UPDATE! As of Docker 1.9.0, Docker has named volumes which replace data-only containers. The article below still has value in the sense of how to think about data inside docker, but consider using named volumes to implement the pattern described below rather than data containers.
You use the hot new containerization technology called Docker. You have persistent data that you need to keep across invocations of a container. Google this and you will find a consistent piece of advice: for portability, use volumes mounted from data-only containers.
When I first saw this, I didn’t understand it. In order to persist that data, I need to have it on my host machine (right?). So why create another data-only container, only to have the same mapping to the host data? Wasn’t it simply a level of abstraction that pushed the problem back one level, but didn’t really accomplish much? I wasn’t the only one.
The Aha! Moment
After futzing with Docker for a while, and reading the documentation for data-only containers multiple times, I finally realized I had to shift my mindset from “this data must logically and physically exist on my host” to “this data logically exists within a data-only container and I (probably) don’t care where it physically exists on my host”.
Even though containers do not persist data across invocations, volumes declared by containers do. Even when not explicitly mapped to any host directory. And since docker volumes, and the data they contain, survive as long as any container references them, even indirectly, as long as the data container exists (even if not running), the data is logically and effectively “stored” within docker.
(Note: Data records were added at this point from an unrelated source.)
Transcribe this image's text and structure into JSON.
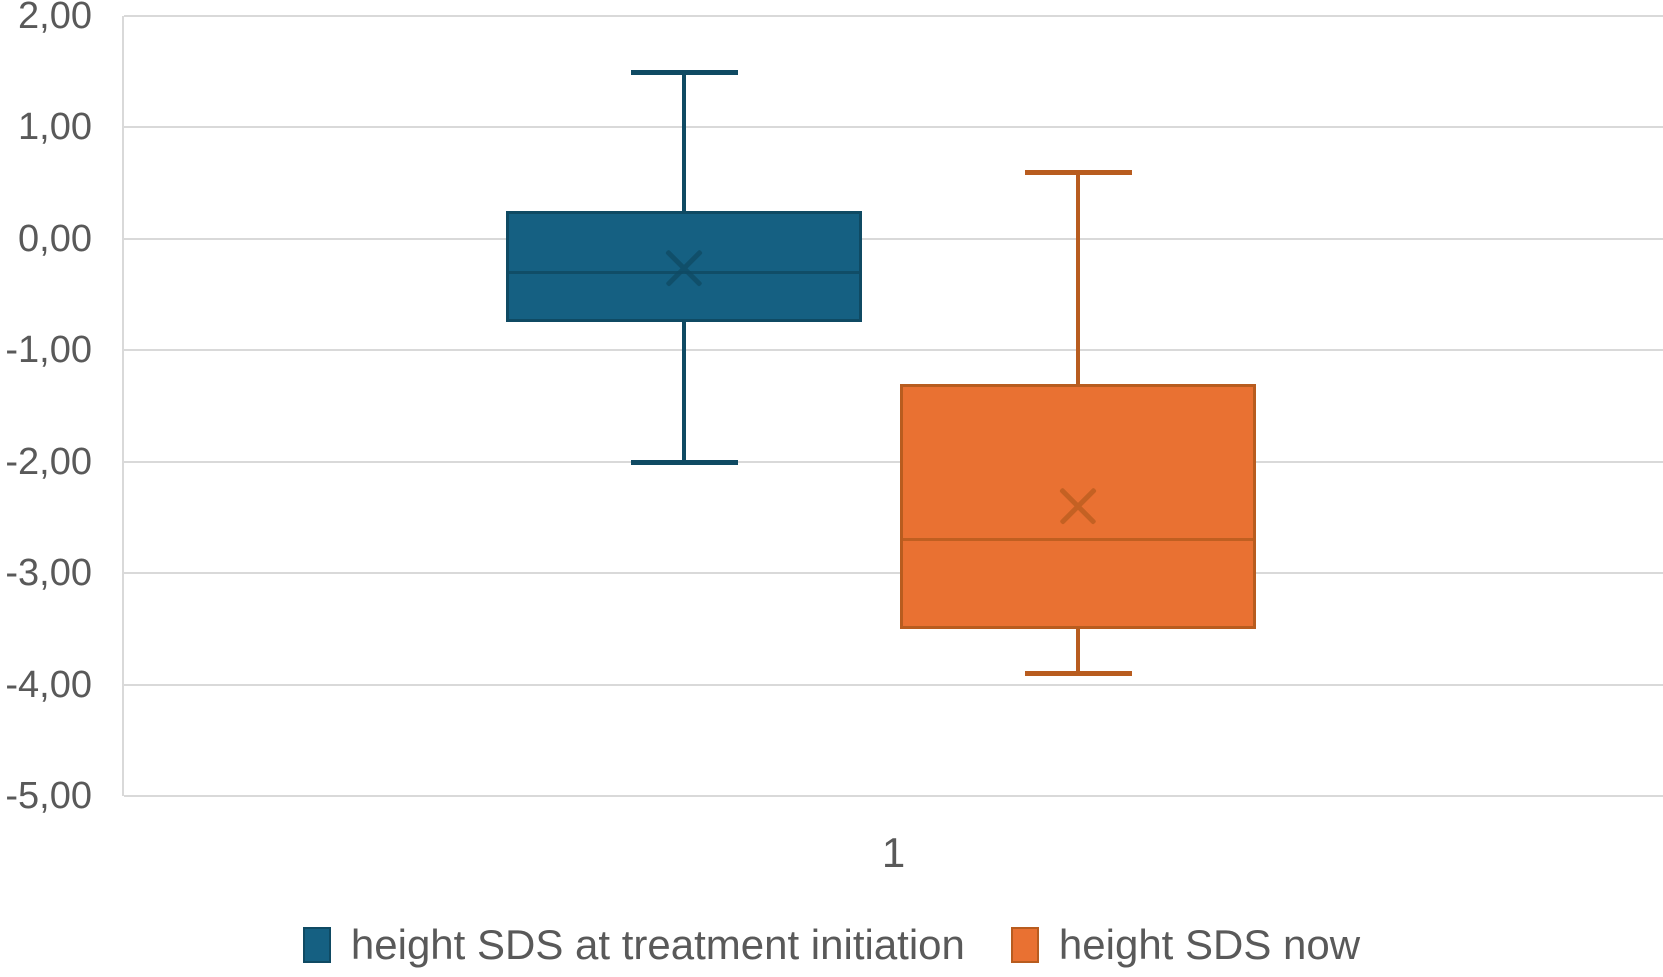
{
  "chart_data": {
    "type": "boxplot",
    "title": "",
    "categories": [
      "1"
    ],
    "y_axis": {
      "min": -5,
      "max": 2,
      "step": 1,
      "decimal_separator": ",",
      "tick_labels_top_to_bottom": [
        "2,00",
        "1,00",
        "0,00",
        "-1,00",
        "-2,00",
        "-3,00",
        "-4,00",
        "-5,00"
      ]
    },
    "series": [
      {
        "name": "height SDS at treatment initiation",
        "fill_color": "#156082",
        "line_color": "#0F4A63",
        "min": -2.0,
        "q1": -0.75,
        "median": -0.3,
        "q3": 0.25,
        "max": 1.5,
        "mean": -0.26
      },
      {
        "name": "height SDS now",
        "fill_color": "#E97132",
        "line_color": "#B85C1F",
        "min": -3.9,
        "q1": -3.5,
        "median": -2.7,
        "q3": -1.3,
        "max": 0.6,
        "mean": -2.4
      }
    ],
    "legend": {
      "position": "bottom",
      "entries": [
        "height SDS at treatment initiation",
        "height SDS now"
      ]
    },
    "layout_hints": {
      "grid": "horizontal",
      "gridline_color": "#D9D9D9",
      "axis_text_color": "#595959",
      "series_center_fractions": [
        0.364,
        0.62
      ],
      "box_width_fraction": 0.2313,
      "whisker_cap_fraction": 0.3
    }
  }
}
To see this without getting too far into the data-container abstraction, lets run a container with a bound docker volume (without —rm to keep the container around after execution), and write some data to the mount:
# Note that we do not bind the volume from the host
$ docker run -v /foo --name="vtest" busybox \
sh -c 'echo hello docker volume > /foo/testing.txt'
We’ve created a data container by binding a volume from docker, and written something to the volume using the same container for simplicity.
Now run it again and confirm the data exists, this time binding the volume from the previously run data container:
$ docker run --volumes-from=vtest busybox cat /foo/testing.txt
hello docker volume
The key take-away being that we persisted some data using docker without ever binding it to the host, and as long as vtest exists, the data exists.
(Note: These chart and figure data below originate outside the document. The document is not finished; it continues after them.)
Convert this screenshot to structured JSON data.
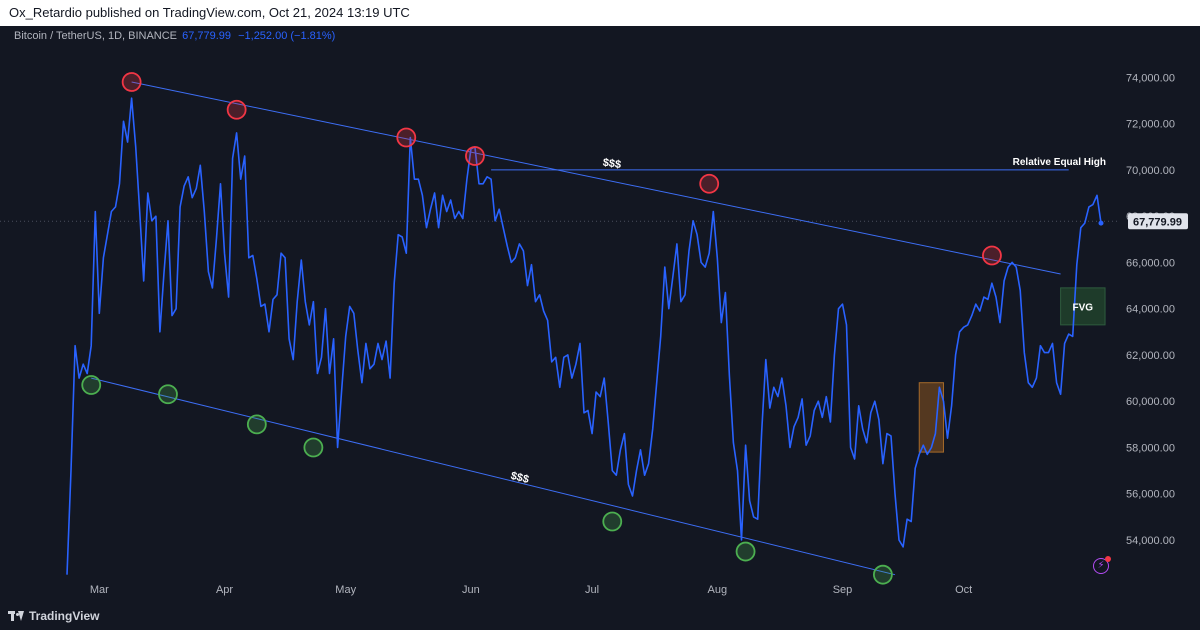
{
  "header": {
    "published_text": "Ox_Retardio published on TradingView.com, Oct 21, 2024 13:19 UTC"
  },
  "legend": {
    "symbol": "Bitcoin / TetherUS, 1D, BINANCE",
    "last_price": "67,779.99",
    "change": "−1,252.00 (−1.81%)"
  },
  "brand": {
    "name": "TradingView"
  },
  "colors": {
    "background": "#131722",
    "line": "#2962ff",
    "trendline": "#3d6ef5",
    "resistance_marker": "#f23645",
    "support_marker": "#4caf50",
    "fvg_box": "#1e3b2a",
    "orange_box": "#6b4420"
  },
  "chart_data": {
    "type": "line",
    "series": [
      {
        "values": [
          52500,
          57000,
          62400,
          61000,
          61600,
          61200,
          62400,
          68200,
          63800,
          66200,
          67200,
          68200,
          68400,
          69400,
          72100,
          71200,
          73100,
          71000,
          68200,
          65200,
          69000,
          67800,
          68000,
          63000,
          65500,
          67800,
          63700,
          64000,
          68400,
          69300,
          69700,
          68800,
          69200,
          70200,
          68200,
          65600,
          64900,
          67000,
          69400,
          66400,
          64500,
          70500,
          71600,
          69600,
          70600,
          66200,
          66300,
          65300,
          64100,
          64200,
          63000,
          64400,
          64600,
          66400,
          66200,
          62700,
          61800,
          64300,
          66100,
          64300,
          63300,
          64300,
          61200,
          61900,
          64000,
          61200,
          62700,
          58000,
          60500,
          62800,
          64100,
          63800,
          62200,
          60800,
          62500,
          61400,
          61600,
          62500,
          61800,
          62600,
          61000,
          65100,
          67200,
          67100,
          66400,
          71400,
          69600,
          69600,
          68900,
          67500,
          68300,
          69000,
          67500,
          68900,
          68200,
          68700,
          67900,
          68200,
          67900,
          69600,
          70900,
          71000,
          69400,
          69400,
          69700,
          69600,
          67800,
          68300,
          67500,
          66700,
          66000,
          66200,
          66800,
          66500,
          65000,
          65900,
          64300,
          64600,
          63900,
          63500,
          61700,
          61900,
          60600,
          61900,
          62000,
          61000,
          61600,
          62500,
          59500,
          59600,
          58600,
          60400,
          60200,
          61000,
          59100,
          57000,
          56800,
          57900,
          58600,
          56400,
          55900,
          57000,
          57900,
          56800,
          57300,
          58800,
          60800,
          62800,
          65800,
          64000,
          65400,
          66800,
          64300,
          64600,
          66500,
          67800,
          67200,
          66000,
          65800,
          66400,
          68200,
          66200,
          63400,
          64700,
          61100,
          58200,
          57000,
          54000,
          58100,
          55700,
          55000,
          54900,
          58700,
          61800,
          59700,
          60600,
          60200,
          61000,
          59800,
          58000,
          58900,
          59300,
          60100,
          58100,
          58500,
          59600,
          60000,
          59300,
          60200,
          59100,
          62000,
          64000,
          64200,
          63300,
          58000,
          57500,
          59800,
          58800,
          58200,
          59500,
          60000,
          59200,
          57300,
          58600,
          58500,
          56000,
          54000,
          53700,
          54900,
          54800,
          57100,
          57700,
          58100,
          57700,
          58000,
          58600,
          60600,
          60000,
          58400,
          59800,
          62000,
          63000,
          63200,
          63300,
          63700,
          64200,
          63900,
          64500,
          64400,
          65100,
          64500,
          63400,
          65200,
          65800,
          66000,
          65800,
          64800,
          62100,
          60800,
          60600,
          61000,
          62400,
          62100,
          62100,
          62500,
          60800,
          60300,
          62500,
          62900,
          62800,
          65900,
          67500,
          67700,
          68400,
          68500,
          68900,
          67700
        ]
      }
    ],
    "x_tick_labels": [
      "Mar",
      "Apr",
      "May",
      "Jun",
      "Jul",
      "Aug",
      "Sep",
      "Oct"
    ],
    "y_tick_labels": [
      "54,000.00",
      "56,000.00",
      "58,000.00",
      "60,000.00",
      "62,000.00",
      "64,000.00",
      "66,000.00",
      "68,000.00",
      "70,000.00",
      "72,000.00",
      "74,000.00"
    ],
    "ylim": [
      52400,
      75400
    ],
    "last_price_label": "67,779.99",
    "annotations": {
      "relative_equal_high": "Relative Equal High",
      "fvg": "FVG",
      "liquidity_top": "$$$",
      "liquidity_bottom": "$$$"
    },
    "resistance_points": [
      {
        "i": 16,
        "v": 73800
      },
      {
        "i": 42,
        "v": 72600
      },
      {
        "i": 84,
        "v": 71400
      },
      {
        "i": 101,
        "v": 70600
      },
      {
        "i": 159,
        "v": 69400
      },
      {
        "i": 229,
        "v": 66300
      }
    ],
    "support_points": [
      {
        "i": 6,
        "v": 60700
      },
      {
        "i": 25,
        "v": 60300
      },
      {
        "i": 47,
        "v": 59000
      },
      {
        "i": 61,
        "v": 58000
      },
      {
        "i": 135,
        "v": 54800
      },
      {
        "i": 168,
        "v": 53500
      },
      {
        "i": 202,
        "v": 52500
      }
    ],
    "trendlines": [
      {
        "i1": 16,
        "v1": 73800,
        "i2": 246,
        "v2": 65500
      },
      {
        "i1": 6,
        "v1": 61000,
        "i2": 205,
        "v2": 52500
      },
      {
        "i1": 105,
        "v1": 70000,
        "i2": 248,
        "v2": 70000
      }
    ],
    "boxes": [
      {
        "type": "fvg",
        "i1": 246,
        "i2": 257,
        "v1": 63300,
        "v2": 64900
      },
      {
        "type": "orange",
        "i1": 211,
        "i2": 217,
        "v1": 57800,
        "v2": 60800
      }
    ]
  }
}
As an aside, the physical location of the data is of course on the host — somewhere in /var/lib/docker/ — but this almost never matters. One exception to this is if the data must be mounted on specific hardware for ops purposes. This can be handled simply by a host bind of the volume on the data container, but logically everything remains exactly the same.
OK, the data logically exists within a container and is not (explicitly) mounted to any host location. Fine, but then how do I view the data? How do I edit it? Back it up? And so on? Now you need to think containers containers containers. Whenever you think “I need to mount this volume on my host to do x”, change that in your head to “I need to create a container that uses — volumes-from the data-only container to do x within”.
When everything one needs to do with the data on the volume lives within one or more containers, one neatly side-steps problems that arise when one tries to access the data via the host. For example, the issue of matching a host uid/gid to a container uid/gid, which of course makes the container non-portable to a host where that user/group does not exist or has a different uid/gid, is solved relatively simply.
It also means you can do neat things like creating tools containers with useful utilities and scripts that operate on your data, all of which access the volume via the data-only container, and all of which, as a result, are completely portable from host to host.
Data-only containers, far from being useless as I originally thought, are a key component to building a completely portable container-based ecosystem.